After a number of reboots, you may notice that services cannot be
started due to files not found. Also, programs may show:
when invoked. /sbin/reboot was one such program.
Expected to see the serial numbers of the physical drives.
Expected no disk corruption.
RHEL4 Update4 kernel-smp-2.6.9-42.EL on Dell 1850 (PERC 4e/Si),
Dell 2850 (PERC 4e/Di) shows no evidence of corruption.
Hm, so this seems to have been a kernel bug then which got resolved with RHEL4
Read ya, Phil
I can apply the 2.6.9-42.EL linux-2.6.9-megaraid-update.patch to another kernel.
Which one would you deem worthy?
Could you try to apply that patch to your original kernel that caused the problems?
If that prevents the problems i think we can positively say it was a kernel
driver problem of the megaraid driver.

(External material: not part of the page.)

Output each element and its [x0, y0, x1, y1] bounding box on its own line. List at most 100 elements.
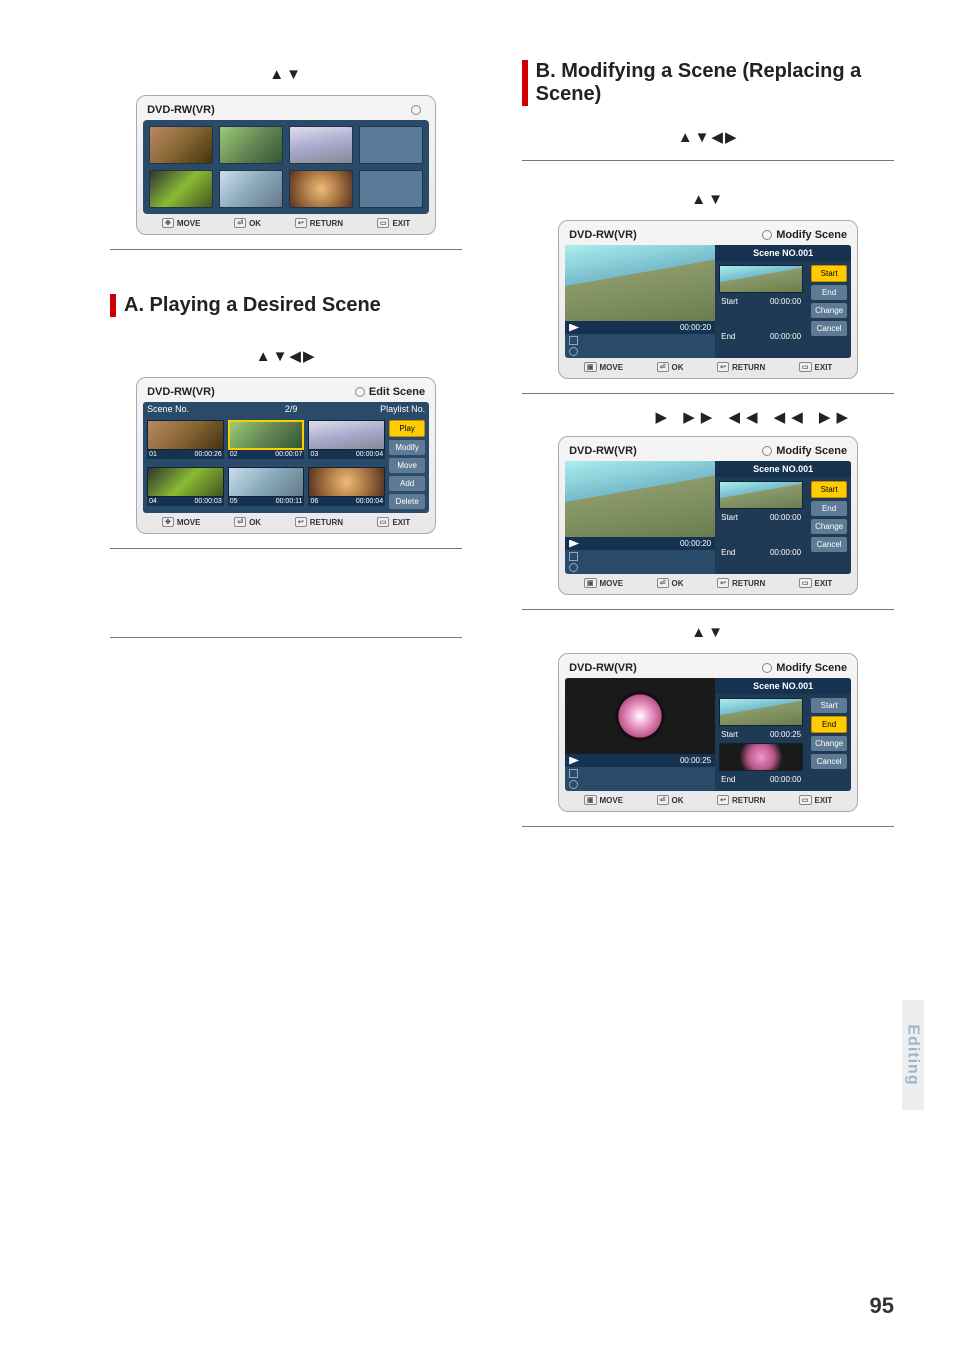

And that the sg-tools just triggered one
bug in the old driver that could have been triggered otherwise, too.
Read ya, Phil
Applied 2.6.9-42.EL linux-2.6.9-megaraid-update.patch
to 2.6.9-34.0.2.EL source, rebuilt kernel, ran on freshly installed
Dell 2850, which has the PERC 4e/Di, and again on
Dell 1850, which has the PERC 4e/Si.
Confirmed that the disk corruption was no longer produced by
running 'sginfo -s /dev/sda' in a tight loop while transferring
gigabytes from an external source to the filesystem.